Vous en voulez encore ? Il y en a encore !
• The Journal of Reginald Campbell Johnson et The Journal of Neve Selcibuc. Ces deux livrets complètent The Curse of Nineveh en fournissant de longs témoignages écrits. Ils sont jolis, pas mal écrits, mais strictement anecdotiques. Je ne me suis pas livré à un travail d’analyse intertextuel poussé dessus, mais j’ai quand même eu l’impression qu’ils n’étaient pas complètement raccord avec la campagne.
• Une série de 60 cartes postales, qui représentent autant d’idées de scénarios. Certaines sont liées à la campagne, d’autres non. Dans l’ensemble, je suis fan du concept de micro-histoire. Ensuite, tout dépend des auteurs. Or, comme tout le monde trouve le temps d’écrire 2000 signes pour un projet sympa, la liste des guest stars comprend James Wallis, Allen Varney, C. A. Suleiman, Epidiah Ravachol, Kenneth Hite, Robin D. Laws ou Sandy Petersen, entre autres.
• Une série (encore incomplète au moment où j’écris ceci) de 160 cartes présentant des PNJ ou des incidents susceptibles d’intervenir dans une enquête, une scène de poursuite, etc.
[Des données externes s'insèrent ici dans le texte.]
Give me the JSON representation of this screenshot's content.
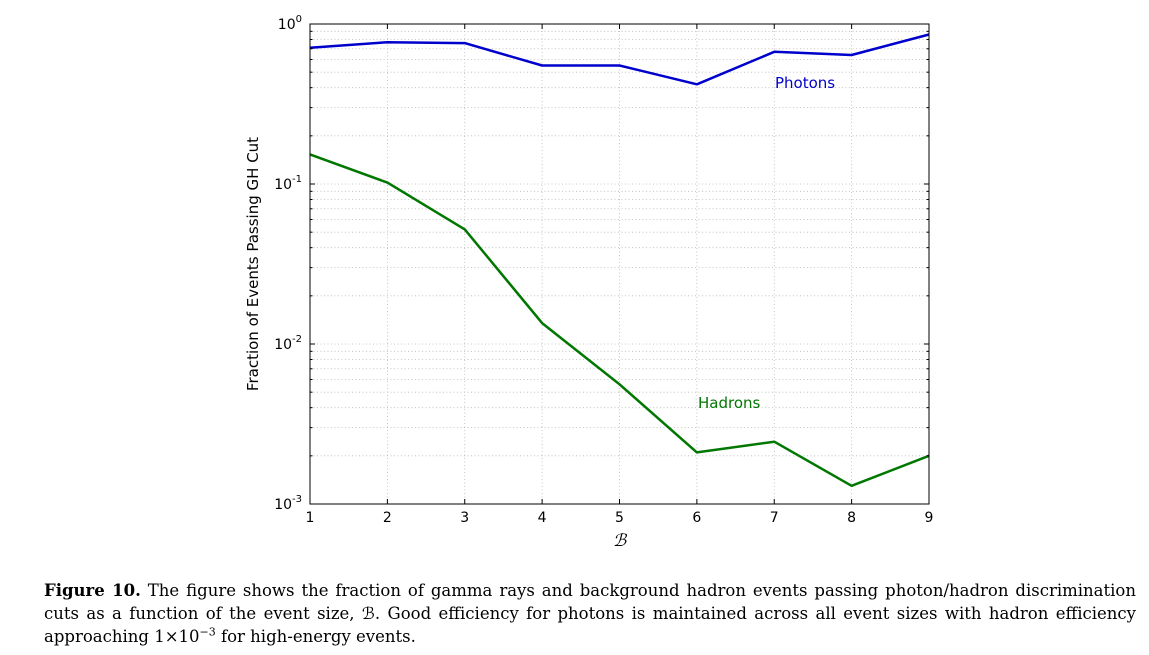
{
  "chart_data": {
    "type": "line",
    "xlabel": "ℬ",
    "ylabel": "Fraction of Events Passing GH Cut",
    "xlim": [
      1,
      9
    ],
    "ylim": [
      0.001,
      1
    ],
    "yscale": "log",
    "grid": true,
    "x": [
      1,
      2,
      3,
      4,
      5,
      6,
      7,
      8,
      9
    ],
    "x_ticks": [
      "1",
      "2",
      "3",
      "4",
      "5",
      "6",
      "7",
      "8",
      "9"
    ],
    "y_ticks": [
      {
        "value": 0.001,
        "base": "10",
        "exp": "-3"
      },
      {
        "value": 0.01,
        "base": "10",
        "exp": "-2"
      },
      {
        "value": 0.1,
        "base": "10",
        "exp": "-1"
      },
      {
        "value": 1,
        "base": "10",
        "exp": "0"
      }
    ],
    "series": [
      {
        "name": "Photons",
        "color": "#0000cc",
        "values": [
          0.71,
          0.77,
          0.76,
          0.55,
          0.55,
          0.42,
          0.67,
          0.64,
          0.86
        ]
      },
      {
        "name": "Hadrons",
        "color": "#007700",
        "values": [
          0.153,
          0.102,
          0.052,
          0.0135,
          0.0056,
          0.0021,
          0.00245,
          0.0013,
          0.002
        ]
      }
    ]
  },
  "caption": {
    "label": "Figure 10.",
    "text_before": "The figure shows the fraction of gamma rays and background hadron events passing photon/hadron discrimination cuts as a function of the event size, ℬ. Good efficiency for photons is maintained across all event sizes with hadron efficiency approaching 1×10",
    "exponent": "−3",
    "text_after": "for high-energy events."
  }
}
Je suis peu client pour ce genre de chose, mais une fois de plus, on retombe sur des questions de goût.

Conclusion


La boîte Cthulhu Britannica London est un excellent investissement si vous envisagez de faire jouer à Londres dans les années 20 – et comment ne pas envisager de faire jouer à Londres ? La présentation de la ville est un modèle du genre, et fait passer la relative faiblesse des scénarios. The Curse of Nineveh est, à mon avis, beaucoup plus dispensable. Mais vous n’êtes pas obligé de me faire confiance : j’ai déjà vu des gens en parler comme de l’une des meilleures campagnes jamais publiées.





[1] Au sens de « ressenti lorsqu’on la prend en main ».
[2] En réalité, il n’y a pas de différence marquée entre un Christmas Pudding de l’année et son grand frère du Noël précédent. Tous deux ont la densité du plutonium, et se digèrent à peu près comme lui. En revanche, tous les érudits qui s’intéressent au Mythe savent que les puddings livrés à eux-mêmes pendant une dizaine d’années développent une intelligence rudimentaire et tentent de gagner l’Antarctique pour se fondre avec les shoggoths.
[3] Une boîte peut-elle avoir un talon, d’Achille ou autre ? Je l’ignore. Retenez juste que l’abus de métaphores nuit gravement à la clarté de l’expression.
[4] Vraiment forcée. La meilleure comparaison que je puisse faire est un phasing dans World of Warcraft.
[5] Il peut et à mon avis, il y a intérêt, les développements cthulhiens qui concluent l’histoire n’étant pas exceptionnels.
[6] J’ai essayé les deux. C’est pour ça que ce billet, initialement prévu pour juillet, vous arrive en septembre.
[7] Pour mémoire, Mike Mason et Paul Fricker sont les deux têtes pensantes de la 7e édition.